No one would expect a phone to run indefinitely without updates simply because it worked when it left the factory. A website is no different.

What Square Eye provides and what it does not

It is worth being clear about the scope of the maintenance service Square Eye provides, because this is sometimes a source of confusion.

Square Eye provides website maintenance. This covers the ongoing software updates, security monitoring, compatibility management, and related technical work described above.

Square Eye does not provide website hosting. Hosting, the service that keeps a website connected to the internet and accessible to visitors, is a separate function, managed separately. That said, Square Eye liaises directly with hosting providers on clients’ behalf, so there is no need to navigate technical conversations with a host independently. Any hosting-related issues that arise are handled as part of the support package.

On the question of third-party incompatibilities: if an update to a plugin or framework causes an unexpected problem, Square Eye will immediately roll back that update to restore normal service. The cost of investigating and resolving the underlying issue is not covered within the standard maintenance package, since the cause lies with a third-party developer rather than with the maintenance work itself. However, Square Eye will manage the situation throughout, working with the client to agree on the most appropriate course of action.
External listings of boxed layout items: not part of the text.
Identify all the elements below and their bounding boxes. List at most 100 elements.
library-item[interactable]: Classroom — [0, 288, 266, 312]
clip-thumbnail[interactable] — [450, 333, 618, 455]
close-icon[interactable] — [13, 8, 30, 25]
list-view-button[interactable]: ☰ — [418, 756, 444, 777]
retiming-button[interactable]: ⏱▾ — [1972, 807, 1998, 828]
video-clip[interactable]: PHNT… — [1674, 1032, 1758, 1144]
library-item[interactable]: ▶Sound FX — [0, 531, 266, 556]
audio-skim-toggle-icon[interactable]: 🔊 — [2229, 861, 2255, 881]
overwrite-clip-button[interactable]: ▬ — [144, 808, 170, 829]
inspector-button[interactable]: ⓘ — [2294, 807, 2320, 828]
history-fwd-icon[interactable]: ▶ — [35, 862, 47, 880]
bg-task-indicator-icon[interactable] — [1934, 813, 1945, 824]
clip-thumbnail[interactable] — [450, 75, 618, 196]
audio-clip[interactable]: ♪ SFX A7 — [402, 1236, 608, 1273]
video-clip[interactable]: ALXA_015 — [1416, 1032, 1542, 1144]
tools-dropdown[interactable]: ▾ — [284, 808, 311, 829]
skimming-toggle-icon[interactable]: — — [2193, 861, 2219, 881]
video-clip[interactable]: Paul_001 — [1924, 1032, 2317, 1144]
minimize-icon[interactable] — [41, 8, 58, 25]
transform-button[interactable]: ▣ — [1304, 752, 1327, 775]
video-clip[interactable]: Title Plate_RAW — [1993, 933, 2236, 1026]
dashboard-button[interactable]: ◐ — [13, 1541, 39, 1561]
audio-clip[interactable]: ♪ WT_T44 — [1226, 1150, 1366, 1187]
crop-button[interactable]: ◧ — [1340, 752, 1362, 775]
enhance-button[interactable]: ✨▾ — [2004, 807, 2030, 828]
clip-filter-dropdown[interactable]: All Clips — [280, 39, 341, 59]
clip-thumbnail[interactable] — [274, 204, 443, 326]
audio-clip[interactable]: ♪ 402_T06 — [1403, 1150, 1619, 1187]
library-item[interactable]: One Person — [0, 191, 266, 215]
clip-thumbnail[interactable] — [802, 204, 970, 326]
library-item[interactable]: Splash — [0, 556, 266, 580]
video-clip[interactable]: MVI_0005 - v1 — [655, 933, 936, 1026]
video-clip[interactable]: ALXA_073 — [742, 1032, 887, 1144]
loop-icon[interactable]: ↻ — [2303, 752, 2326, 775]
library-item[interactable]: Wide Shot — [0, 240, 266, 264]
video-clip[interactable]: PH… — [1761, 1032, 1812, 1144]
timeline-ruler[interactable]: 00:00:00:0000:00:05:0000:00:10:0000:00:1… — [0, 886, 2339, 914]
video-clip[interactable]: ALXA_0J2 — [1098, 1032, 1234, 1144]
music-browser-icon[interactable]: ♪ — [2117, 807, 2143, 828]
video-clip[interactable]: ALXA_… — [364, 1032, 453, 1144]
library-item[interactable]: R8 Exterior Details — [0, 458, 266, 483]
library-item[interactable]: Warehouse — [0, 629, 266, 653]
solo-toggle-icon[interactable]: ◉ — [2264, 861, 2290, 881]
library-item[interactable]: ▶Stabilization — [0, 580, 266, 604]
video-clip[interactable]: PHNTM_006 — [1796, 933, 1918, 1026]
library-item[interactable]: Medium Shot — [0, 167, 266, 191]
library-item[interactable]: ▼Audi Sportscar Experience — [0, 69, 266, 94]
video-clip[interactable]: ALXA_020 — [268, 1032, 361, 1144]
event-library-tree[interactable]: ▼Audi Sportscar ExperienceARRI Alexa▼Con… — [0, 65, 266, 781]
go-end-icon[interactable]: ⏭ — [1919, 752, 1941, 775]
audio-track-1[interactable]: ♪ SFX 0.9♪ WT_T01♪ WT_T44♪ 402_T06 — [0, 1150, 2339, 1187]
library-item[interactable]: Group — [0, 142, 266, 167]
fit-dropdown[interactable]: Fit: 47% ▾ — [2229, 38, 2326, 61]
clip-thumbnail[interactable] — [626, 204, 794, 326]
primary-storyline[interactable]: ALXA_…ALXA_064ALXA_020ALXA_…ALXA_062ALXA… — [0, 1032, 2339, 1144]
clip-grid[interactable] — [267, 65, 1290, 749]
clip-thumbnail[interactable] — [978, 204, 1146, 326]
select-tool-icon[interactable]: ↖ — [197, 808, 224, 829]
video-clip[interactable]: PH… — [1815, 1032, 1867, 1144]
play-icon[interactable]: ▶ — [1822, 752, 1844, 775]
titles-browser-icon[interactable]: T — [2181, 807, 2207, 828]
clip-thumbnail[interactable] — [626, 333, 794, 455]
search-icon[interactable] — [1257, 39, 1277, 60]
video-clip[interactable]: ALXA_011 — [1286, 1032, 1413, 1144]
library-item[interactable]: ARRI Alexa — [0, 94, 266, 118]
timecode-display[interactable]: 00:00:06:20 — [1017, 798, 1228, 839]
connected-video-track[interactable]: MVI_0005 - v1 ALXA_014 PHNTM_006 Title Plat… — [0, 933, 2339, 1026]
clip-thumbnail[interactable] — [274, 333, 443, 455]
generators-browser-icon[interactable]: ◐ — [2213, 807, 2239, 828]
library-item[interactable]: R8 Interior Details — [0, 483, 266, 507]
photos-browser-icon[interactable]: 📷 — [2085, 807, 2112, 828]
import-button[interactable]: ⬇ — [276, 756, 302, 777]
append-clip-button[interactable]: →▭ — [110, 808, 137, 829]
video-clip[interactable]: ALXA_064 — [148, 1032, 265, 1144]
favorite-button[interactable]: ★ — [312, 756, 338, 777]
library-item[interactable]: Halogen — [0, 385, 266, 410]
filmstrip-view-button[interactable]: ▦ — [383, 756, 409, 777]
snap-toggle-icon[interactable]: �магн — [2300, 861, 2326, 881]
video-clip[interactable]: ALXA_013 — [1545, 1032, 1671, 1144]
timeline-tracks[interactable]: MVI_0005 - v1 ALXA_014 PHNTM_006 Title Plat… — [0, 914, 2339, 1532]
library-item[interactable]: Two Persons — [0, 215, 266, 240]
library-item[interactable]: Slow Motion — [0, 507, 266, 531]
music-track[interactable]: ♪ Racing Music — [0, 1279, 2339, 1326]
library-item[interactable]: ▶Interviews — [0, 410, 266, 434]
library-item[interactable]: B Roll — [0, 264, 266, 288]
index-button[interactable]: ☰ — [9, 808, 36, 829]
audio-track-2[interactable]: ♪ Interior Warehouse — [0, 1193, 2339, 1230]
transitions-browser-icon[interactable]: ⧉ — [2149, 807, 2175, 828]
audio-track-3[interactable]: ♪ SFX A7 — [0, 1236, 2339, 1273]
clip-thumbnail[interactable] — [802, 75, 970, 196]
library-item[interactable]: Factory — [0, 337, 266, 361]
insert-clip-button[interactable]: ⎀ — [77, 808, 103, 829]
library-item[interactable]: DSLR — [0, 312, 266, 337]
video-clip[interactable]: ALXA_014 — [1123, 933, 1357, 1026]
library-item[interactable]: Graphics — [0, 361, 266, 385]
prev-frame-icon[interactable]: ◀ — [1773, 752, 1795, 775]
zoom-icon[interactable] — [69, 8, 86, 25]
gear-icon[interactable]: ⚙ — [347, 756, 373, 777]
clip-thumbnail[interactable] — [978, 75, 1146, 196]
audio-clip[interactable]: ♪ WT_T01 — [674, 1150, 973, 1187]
That might mean troubleshooting and fixing the problem, waiting for the third-party developer to issue a patch, removing the feature that caused the conflict, or finding an alternative solution. The website will not be left in a compromised state while that process unfolds.

A final note on reliance on third-party systems

It is natural to feel uncertain about a service that depends on software produced by organisations outside of the relationship. That uncertainty is worth acknowledging.

The reality is that almost all modern websites, including those of the largest law firms and most prominent chambers in the country, operate in the same way. WordPress powers a significant proportion of the web. The tools built around it are used by millions of organisations globally, and are actively maintained by large, well-resourced developer communities.

The alternative is not independence from third-party software. It is a different set of third-party software, at greater cost, with fewer people maintaining it.

What ongoing maintenance provides is not a guarantee that nothing will ever go wrong. It is the professional oversight that catches problems early, applies fixes promptly, and keeps the site functioning as intended, in the same way that regular servicing keeps a vehicle roadworthy, even if the roads themselves keep changing.